For this #StopAusterity Radar we have collected some articles from the end of May-June.
International Voices against Austerity
It has been a good month for the anti-austerity movement. Several stakeholders in the field of economic development have published articles criticising austerity policies. One prominent example is the article by three economists of the IMF titled “Neoliberalism: Oversold?”. They assess the effects of two main neoliberal policies – capital account liberalization and austerity policy. They find that these policies are difficult to pin down in a positive relationship to economic growth and have furthermore lead to increases in inequality which hurt the level and sustainability of growth. Not surprisingly though, after many called the article by the IMF revolutionary, IMF chief economist Maurice Obstfeld published another statement saying that it had been misinterpreted. He emphasized that the IMF still stood with its core values of “open and competitive markets, robust macro policy frameworks, financial stability, and strong institutions”. We also published a policy brief on the IMF’s ideological controversies, which you can find here: English version, German version).

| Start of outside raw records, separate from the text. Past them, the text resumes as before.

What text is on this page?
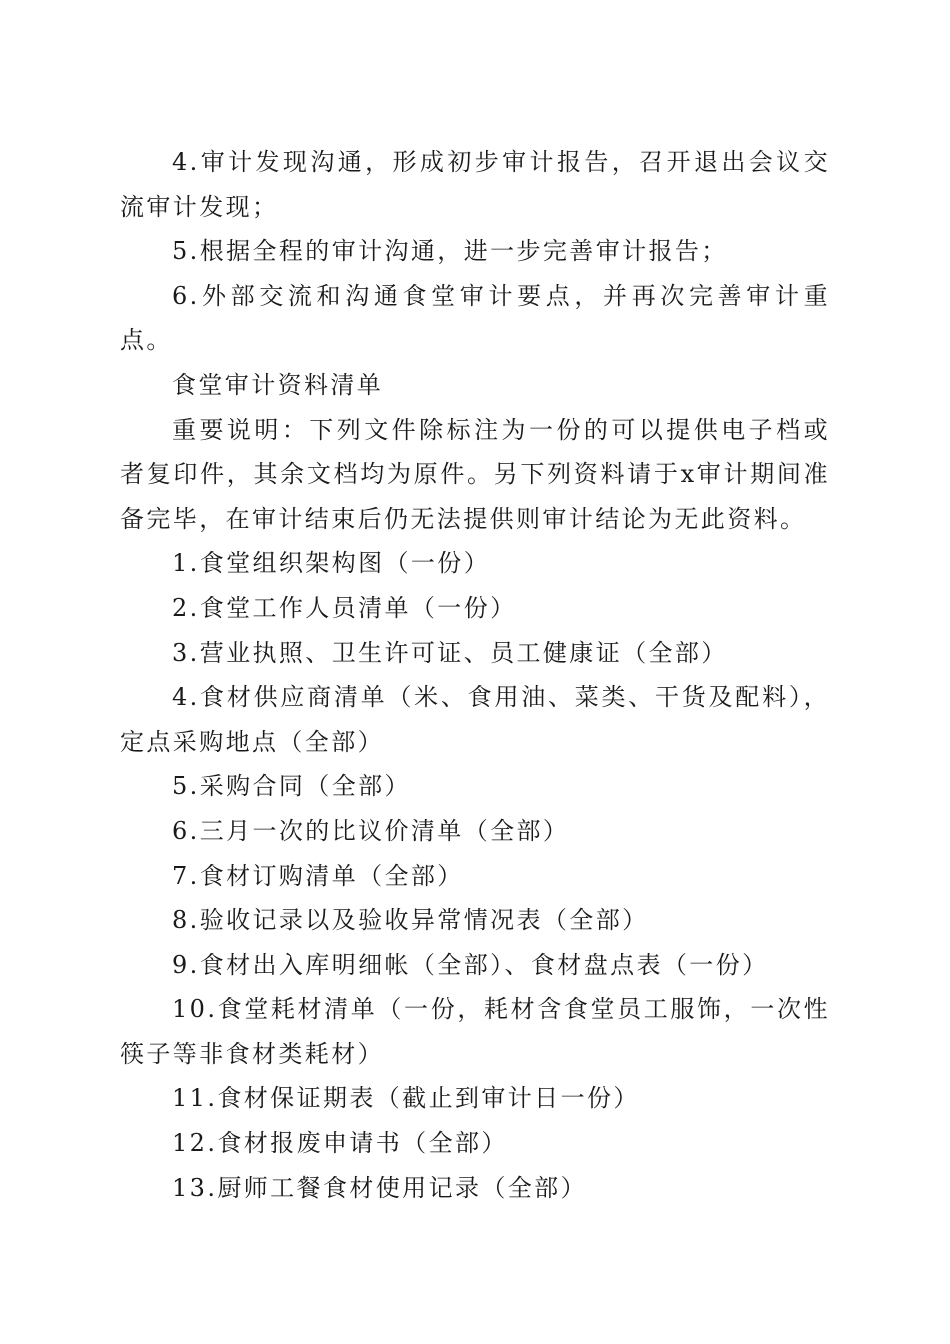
4.审计发现沟通，形成初步审计报告，召开退出会议交流审计发现；

5.根据全程的审计沟通，进一步完善审计报告；

6.外部交流和沟通食堂审计要点，并再次完善审计重点。

食堂审计资料清单

重要说明：下列文件除标注为一份的可以提供电子档或者复印件，其余文档均为原件。另下列资料请于x审计期间准备完毕，在审计结束后仍无法提供则审计结论为无此资料。

1.食堂组织架构图（一份）

2.食堂工作人员清单（一份）

3.营业执照、卫生许可证、员工健康证（全部）

4.食材供应商清单（米、食用油、菜类、干货及配料），定点采购地点（全部）

5.采购合同（全部）

6.三月一次的比议价清单（全部）

7.食材订购清单（全部）

8.验收记录以及验收异常情况表（全部）

9.食材出入库明细帐（全部）、食材盘点表（一份）

10.食堂耗材清单（一份，耗材含食堂员工服饰，一次性筷子等非食材类耗材）

11.食材保证期表（截止到审计日一份）

12.食材报废申请书（全部）

13.厨师工餐食材使用记录（全部）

Just a week after the IMF, the OECD released its world economic outlook. They emphasize the need for public spending in order to fully recover from the crisis. An analysis is presented showing that an increase of 0,5% of GDP in public investment by all rich OECD economies would boost world growth by 0,4%. However we should be cautions and not too euphoric about these new OECD and IMF argumentations, as Economist Larry Elliot warns in the Guardian, because it is still to see if words will follow actions.
Bill Emmott, a former editor-in-chief of The Economist, also published an article on the blog of the World Economic Forum where he argues that it is “time to end the age of austerity”. He calls out governments to start spending again and “get fiscal” because the years of austerity have shown that its strategy is not working. Tip: It also includes an interesting graph!

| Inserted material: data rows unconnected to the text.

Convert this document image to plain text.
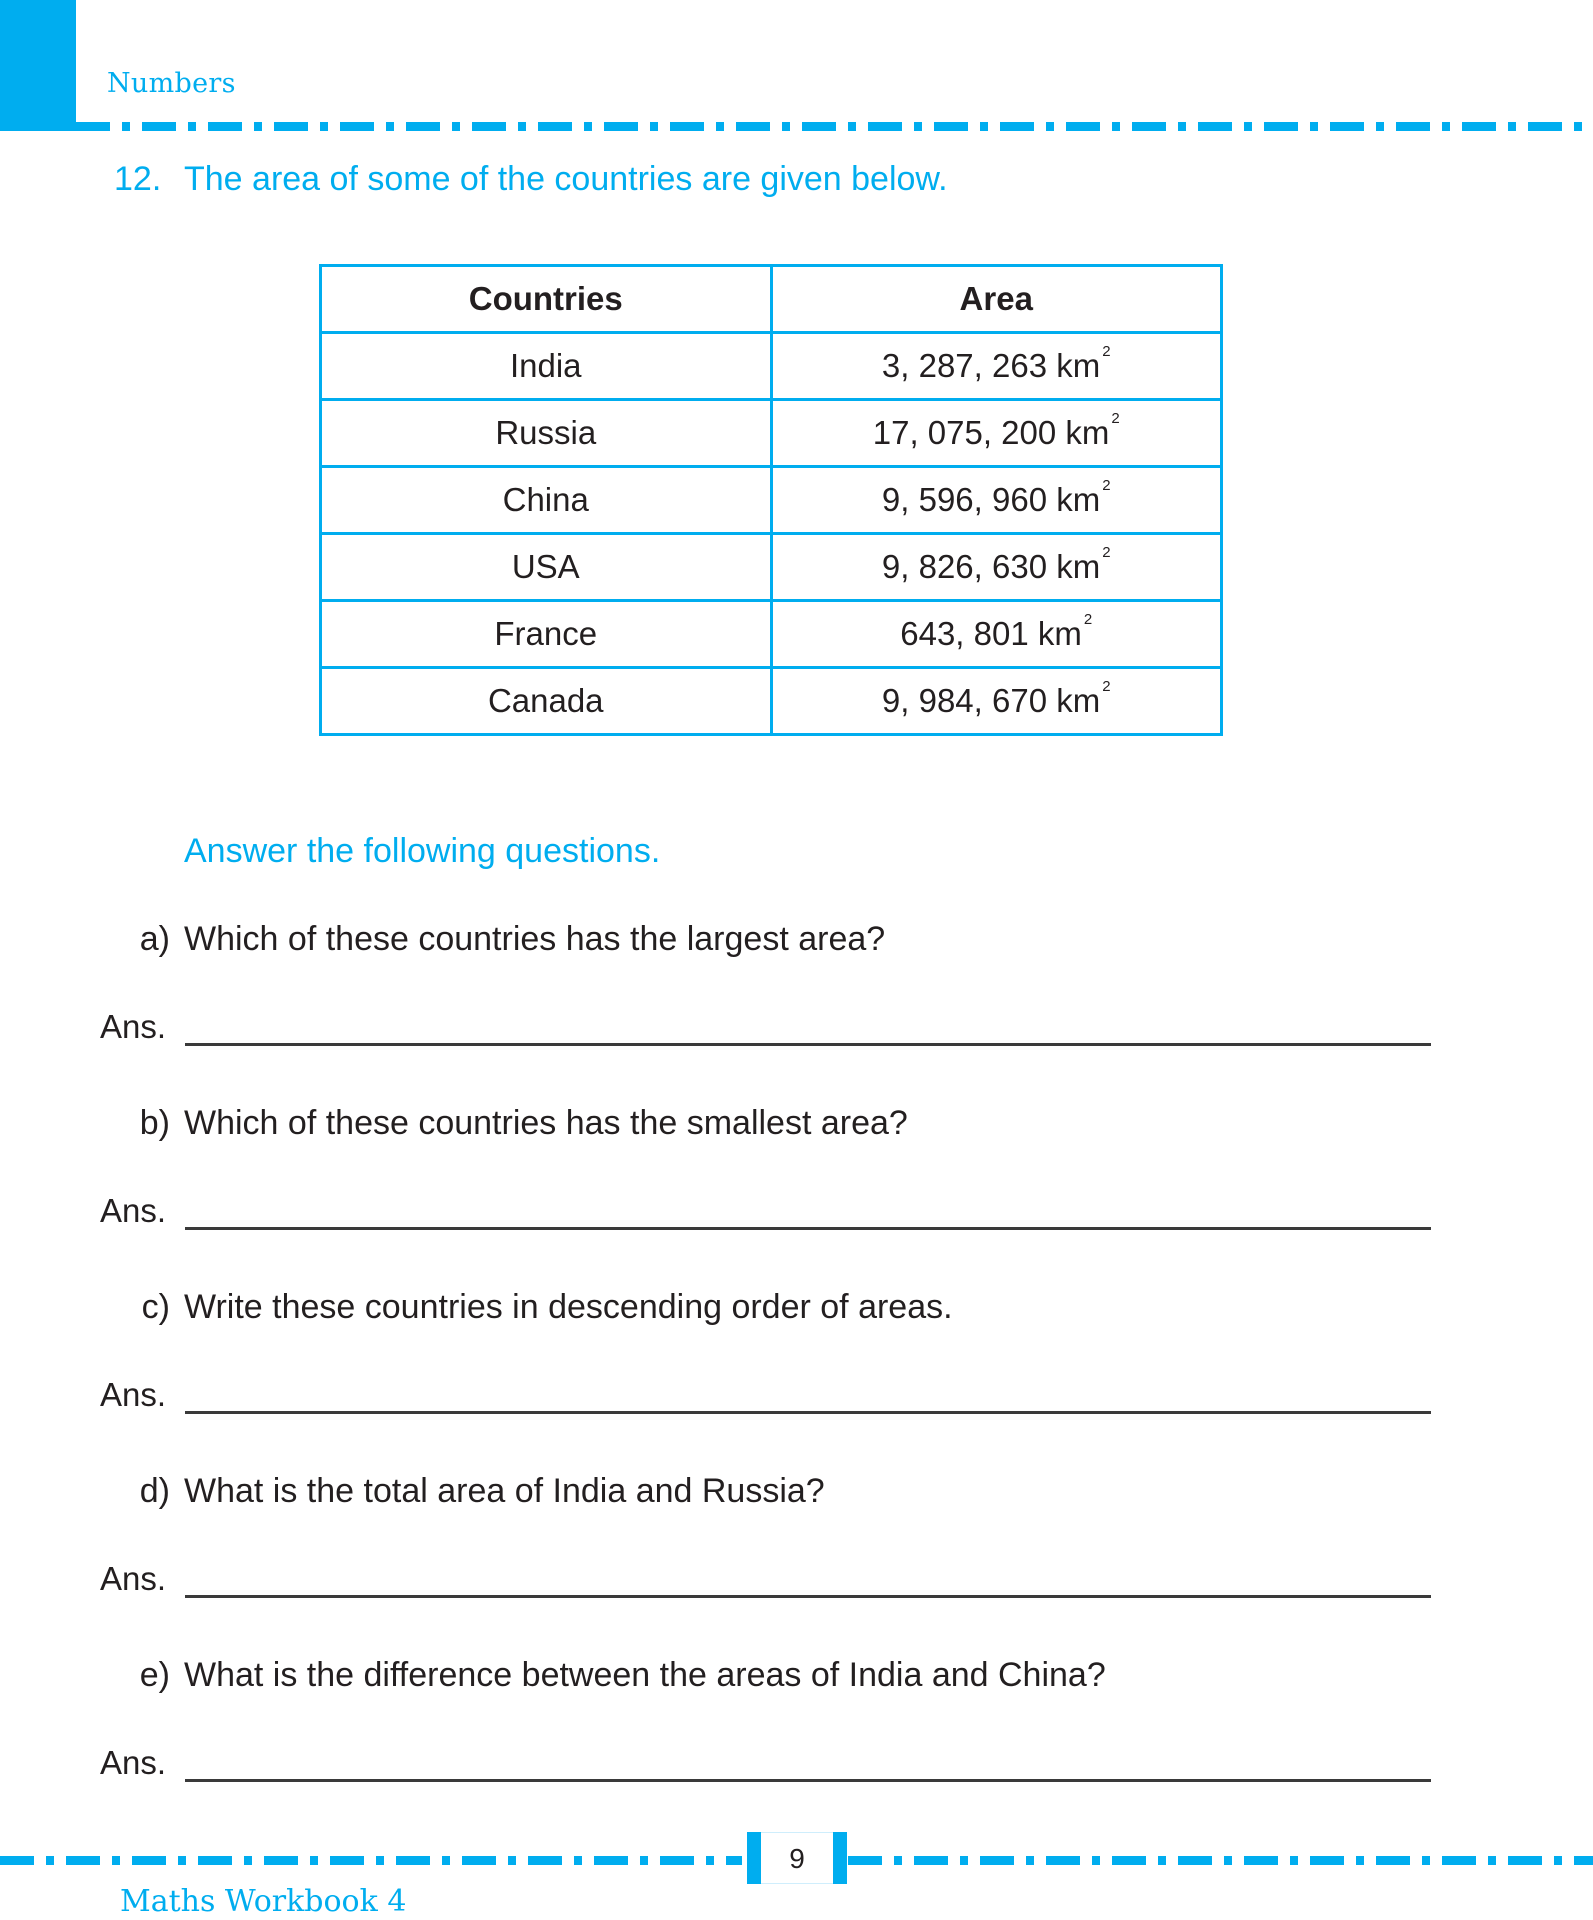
Numbers
12. The area of some of the countries are given below.
Countries	Area
India	3, 287, 263 km $^2$
Russia	17, 075, 200 km $^2$
China	9, 596, 960 km $^2$
USA	9, 826, 630 km $^2$
France	643, 801 km $^2$
Canada	9, 984, 670 km $^2$
Answer the following questions.
a) Which of these countries has the largest area?
Ans.
b) Which of these countries has the smallest area?
Ans.
c) Write these countries in descending order of areas.
Ans.
d) What is the total area of India and Russia?
Ans.
e) What is the difference between the areas of India and China?
Ans.
9
Maths Workbook 4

Austerity, the media and public discourse
Another great find of this week is the new OpenDemocracy Series called “Media, Activism, Anti-Austerity”. It aims to explore the role of media in both supporting austerity and empowering its opponents. A variety of articles has already been published since its start at the end of May. Laura Basu, for example, looks at the development of the media discourse on the crisis and finds that the critical perspective got lost, what she calls “media amnesia”.
Johnna Montgomeries contribution also addresses the public discourse. In her article called “Austerity as a failed experiment” she calls for the conceptualization of austerity as an experiment to highlight the “contingent, contested and uncertain” characteristics of the elite-narrative. Another article titled “Spain: no country for old-men-politics” looks at gender, the media and politics of austerity in Spain. It describes the rise of women as leaders of anti-austerity movements on a local and regional level such as the mayors of Madrid and Barcelona. This article is also available in Spanish.
Austerity and the left
Lastly, Paul Mason published a comment in the Guardian where he demands more radical left action from the European left, following the success of the Spanish Podemos. He argues “it’s time for them to ditch austerity and free market economics, and get radical”.